Hacker News new | ask | show | jobs
by puzzle 2928 days ago
Were the system pods using all that memory or just reserving it? It's not straightforward to scale them, because the node might run just your tiny Rust server or 20 high traffic web apps. You don't want the log agent to keel over just because of the latter. GKE and many other Kubernetes deployments use something called addon-resizer to determine CPU and RAM given to cluster services. The problem is that, typically, it scales based on node count and the settings are usually conservative on the lower end, i.e. your case of a single node. I think it assumes clusters are all at least 10/15 nodes. On a test cluster, I see the metrics server using only 16MB of RAM, but it requests 104MB. Ironically, the autoscaling nanny in the same pod uses another 8MB.

This is a known issue that is not easy to solve in the general case. I think Tim Hockin ran a conversation about how to autoscale on the very low end at last year's Kubecon, with people like you in mind. The other use case he brought up is how to set up services in a Minikube cluster that might be running in a 2GB VM.

1 comments

> Were the system pods using all that memory or just reserving it?
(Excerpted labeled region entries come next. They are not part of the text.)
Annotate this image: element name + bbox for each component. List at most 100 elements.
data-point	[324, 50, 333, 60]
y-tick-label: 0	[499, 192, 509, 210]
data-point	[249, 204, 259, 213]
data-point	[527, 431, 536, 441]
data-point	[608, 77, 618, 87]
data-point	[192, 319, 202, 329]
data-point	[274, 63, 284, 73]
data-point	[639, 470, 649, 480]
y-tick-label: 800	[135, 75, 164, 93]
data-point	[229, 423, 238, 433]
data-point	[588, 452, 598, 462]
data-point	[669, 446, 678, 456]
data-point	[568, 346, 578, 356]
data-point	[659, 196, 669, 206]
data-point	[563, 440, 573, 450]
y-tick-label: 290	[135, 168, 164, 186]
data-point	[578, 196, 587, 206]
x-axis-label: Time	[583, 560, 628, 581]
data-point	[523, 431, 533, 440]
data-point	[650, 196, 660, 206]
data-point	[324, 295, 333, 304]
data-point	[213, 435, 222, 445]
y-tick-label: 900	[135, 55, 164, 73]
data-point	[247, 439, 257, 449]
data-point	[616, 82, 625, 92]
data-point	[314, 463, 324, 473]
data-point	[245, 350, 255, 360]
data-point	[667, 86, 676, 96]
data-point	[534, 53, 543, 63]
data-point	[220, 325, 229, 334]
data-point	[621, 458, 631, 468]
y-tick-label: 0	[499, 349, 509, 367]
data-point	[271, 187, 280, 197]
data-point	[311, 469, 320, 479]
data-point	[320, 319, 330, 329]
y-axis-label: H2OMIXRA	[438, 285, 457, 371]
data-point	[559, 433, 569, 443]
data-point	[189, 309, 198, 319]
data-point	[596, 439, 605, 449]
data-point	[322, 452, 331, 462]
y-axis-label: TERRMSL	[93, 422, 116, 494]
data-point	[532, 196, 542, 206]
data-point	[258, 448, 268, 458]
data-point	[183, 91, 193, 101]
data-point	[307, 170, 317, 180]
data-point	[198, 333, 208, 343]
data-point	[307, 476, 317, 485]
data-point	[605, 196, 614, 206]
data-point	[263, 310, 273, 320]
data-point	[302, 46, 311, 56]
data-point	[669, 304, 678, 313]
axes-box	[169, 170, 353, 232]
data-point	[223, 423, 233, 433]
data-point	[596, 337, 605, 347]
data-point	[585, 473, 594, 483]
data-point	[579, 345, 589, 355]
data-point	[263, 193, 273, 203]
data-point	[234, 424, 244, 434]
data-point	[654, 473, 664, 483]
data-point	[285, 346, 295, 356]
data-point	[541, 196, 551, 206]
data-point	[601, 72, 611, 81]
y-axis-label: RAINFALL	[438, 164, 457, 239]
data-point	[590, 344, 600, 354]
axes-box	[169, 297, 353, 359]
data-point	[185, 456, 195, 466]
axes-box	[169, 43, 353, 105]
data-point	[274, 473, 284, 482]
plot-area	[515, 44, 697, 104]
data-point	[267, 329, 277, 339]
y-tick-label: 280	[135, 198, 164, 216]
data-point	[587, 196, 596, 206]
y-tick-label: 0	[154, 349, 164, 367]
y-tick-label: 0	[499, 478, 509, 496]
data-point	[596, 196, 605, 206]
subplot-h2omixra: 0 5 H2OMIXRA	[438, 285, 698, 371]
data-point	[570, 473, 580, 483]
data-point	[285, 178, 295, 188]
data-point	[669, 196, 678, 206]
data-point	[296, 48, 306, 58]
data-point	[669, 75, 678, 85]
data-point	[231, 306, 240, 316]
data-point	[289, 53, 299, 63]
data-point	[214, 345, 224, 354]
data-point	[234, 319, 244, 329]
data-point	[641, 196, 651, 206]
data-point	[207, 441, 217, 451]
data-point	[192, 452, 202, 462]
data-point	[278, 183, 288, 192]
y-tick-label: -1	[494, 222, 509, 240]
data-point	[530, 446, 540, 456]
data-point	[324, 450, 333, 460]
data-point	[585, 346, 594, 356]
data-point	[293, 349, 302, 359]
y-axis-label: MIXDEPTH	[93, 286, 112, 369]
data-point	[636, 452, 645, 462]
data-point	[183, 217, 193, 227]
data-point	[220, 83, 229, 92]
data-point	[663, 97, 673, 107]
700MB was the sum of all the requested minimum RAM for all those service pods. So yeah, you're probably right that they're ceilings of sorts. Still it's a bit crazy to see a logging service, who's job is merely to haul logs off to a different server, requesting 200MB.

I'm also bewildered by Container Optimized OS's memory consumption. IIRC it was 500MB+ bare; doing nothing. As reported by top. I forget which, but I stood up either Debian Stretch or Ubuntu 18.04 and it was only ~200MB with Docker installed.

The logging service numbers are easily explained: the remote server might have transient failures, so the forwarder will cache stuff in memory (the alternative is to just stop reading the logs, but then you risk losing messages if the pod dies in the meantime). You complained about Go, but it doesn't help that the fluentd agent is written in Ruby. There's a new Go rewrite of it, but I don't think GKE or others use it yet.

Was COS a standalone GCE instance or GKE? In the latter case, memory will be used by the usual suspects: fluentd, kubelet, kube-proxy, docker, node-problem-detector. For both, there are also a few Google daemons in Python (ugh).